第5話 処理場の掃除
俺が受ける依頼の殆どは街の人々から出されるものだが、中にはギルドから頼まれるものもある。
今日は、そのギルドからの依頼をこなす日だ。
朝一番、構成員たちが仕事を求めてギルドの掲示板の前が混みあう時間に、俺は裏手にある馬車の車庫へと出向いた。
ここが、今日の依頼の待ち合わせ場所だ。
「ベンドールさん、おはようございます」
「おはよう、マサ。いつも時間通りじゃな、感心、感心」
「いやいや、仕事ですから遅刻はできませんよ」
「ほっほっ……マサは真面目じゃのう。こんな仕事、少々遅れたところで何の問題も無いぞ」
「まぁ、仕事はさっさと終わらせるに限りますからね」
「それもそうじゃな、さて出掛けるとするか」
二頭立ての馬車の御者台に陣取ったベンドールさんの隣に腰を下ろす。
馬車で移動した先が、本日の作業場所だ。
「それにしても凄い臭いっすね」
「仕方あるまい、この臭いが無かったら、ワシらは魔物の餌じゃぞ」
俺達の乗っている馬車の荷台は、幌ではなく板で囲まれている。
そして、猛烈な薬草の臭いに包まれている。
ドクダミを千切った時の臭いを更に濃縮したような薬草の臭いは、魔物を遠ざけるためのものだ。

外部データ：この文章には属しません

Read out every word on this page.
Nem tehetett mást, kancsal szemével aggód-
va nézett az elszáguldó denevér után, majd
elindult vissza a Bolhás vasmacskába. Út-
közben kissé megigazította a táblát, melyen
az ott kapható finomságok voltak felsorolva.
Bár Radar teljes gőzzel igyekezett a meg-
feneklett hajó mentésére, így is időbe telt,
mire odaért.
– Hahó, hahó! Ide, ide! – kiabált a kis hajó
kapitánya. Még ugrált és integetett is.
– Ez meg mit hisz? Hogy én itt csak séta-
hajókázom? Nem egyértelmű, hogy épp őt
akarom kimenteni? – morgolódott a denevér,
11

馬車の中身は、ギルドの解体場で素材を剥ぎ取られ、利用価値が無くなった魔物の死骸だ。
これを街から西に一時間ほどの場所にある処理場に持ち込むのだ。
俺の仕事は、死骸を下ろした後の荷台と処理場の掃除だ。
カラン、カラン、カランと首に下げた鐘を鳴らしながら、馬車はノンビリと街道を進んでいく。
馬車を引く馬はサラブレッドよりも体高は低いが、足が太く、ガッシリとした体付きで力がある。

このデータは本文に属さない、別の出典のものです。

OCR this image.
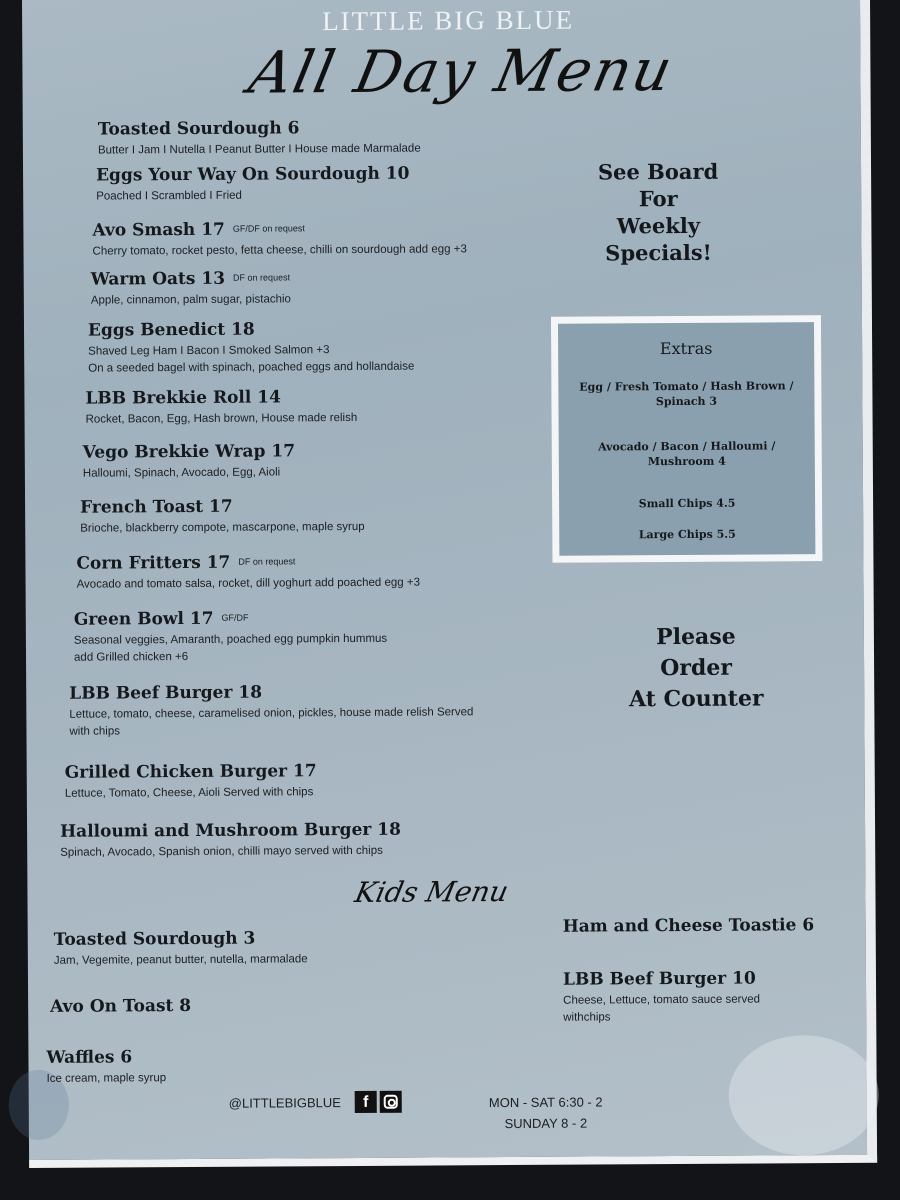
LITTLE BIG BLUE
All Day Menu
Toasted Sourdough 6
Butter I Jam I Nutella I Peanut Butter I House made Marmalade
Eggs Your Way On Sourdough 10
Poached I Scrambled I Fried
Avo Smash 17 GF/DF on request
Cherry tomato, rocket pesto, fetta cheese, chilli on sourdough add egg +3
Warm Oats 13 DF on request
Apple, cinnamon, palm sugar, pistachio
Eggs Benedict 18
Shaved Leg Ham I Bacon I Smoked Salmon +3
On a seeded bagel with spinach, poached eggs and hollandaise
LBB Brekkie Roll 14
Rocket, Bacon, Egg, Hash brown, House made relish
Vego Brekkie Wrap 17
Halloumi, Spinach, Avocado, Egg, Aioli
French Toast 17
Brioche, blackberry compote, mascarpone, maple syrup
Corn Fritters 17 DF on request
Avocado and tomato salsa, rocket, dill yoghurt add poached egg +3
Green Bowl 17 GF/DF
Seasonal veggies, Amaranth, poached egg pumpkin hummus
add Grilled chicken +6
LBB Beef Burger 18
Lettuce, tomato, cheese, caramelised onion, pickles, house made relish Served
with chips
Grilled Chicken Burger 17
Lettuce, Tomato, Cheese, Aioli Served with chips
Halloumi and Mushroom Burger 18
Spinach, Avocado, Spanish onion, chilli mayo served with chips
See Board
For
Weekly
Specials!
Extras
Egg / Fresh Tomato / Hash Brown / Spinach 3
Avocado / Bacon / Halloumi / Mushroom 4
Small Chips 4.5
Large Chips 5.5
Please
Order
At Counter
Kids Menu
Toasted Sourdough 3
Jam, Vegemite, peanut butter, nutella, marmalade
Avo On Toast 8
Waffles 6
Ice cream, maple syrup
Ham and Cheese Toastie 6
LBB Beef Burger 10
Cheese, Lettuce, tomato sauce served
withchips
@LITTLEBIGBLUE	f	MON - SAT 6:30 - 2
SUNDAY 8 - 2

フェーブルの街の西側は、一部に牧草地が広がっているものの、暫く進むと荒地になる。
西に半日ほどの距離にダンジョンがある影響なのか、街から西に進むほどに魔物の出没頻度が上がっていくのだ。
牧草地が切れる辺りが家畜を安全に放牧できる限界で、ギルドの処理場は更に西に進んだ場所にある。
魔物の死骸を処理するために、当然ながら血の臭いが漂う。
俺達が乗っている馬車と同様に、敷地の周囲には魔物除けの薬剤が撒かれているが、それでも臭いが蓄積してくると魔物が寄って来るようになるのだ。
処理場にこびり付いた血脂の汚れや臭いを消し去り、魔物を寄り付きにくくするのが俺の役目だ。
「マサ、帰りは乗せて行かんでも良いのか?」
「えぇ、処理場の掃除は時間が掛かりますし、ブラブラ歩いて帰りますよ」
「魔物に襲われんように気を付けるんじゃぞ」
「大丈夫ですよ。逃げ足だけなら特級構成員ですからね」
処理場から街までは、ゆっくり歩いても二時間までは掛からない。
掃除は昼ちょい過ぎには終わる予定だから、それから歩いて帰っても、いつもの時間にギルドに戻れるはずだ。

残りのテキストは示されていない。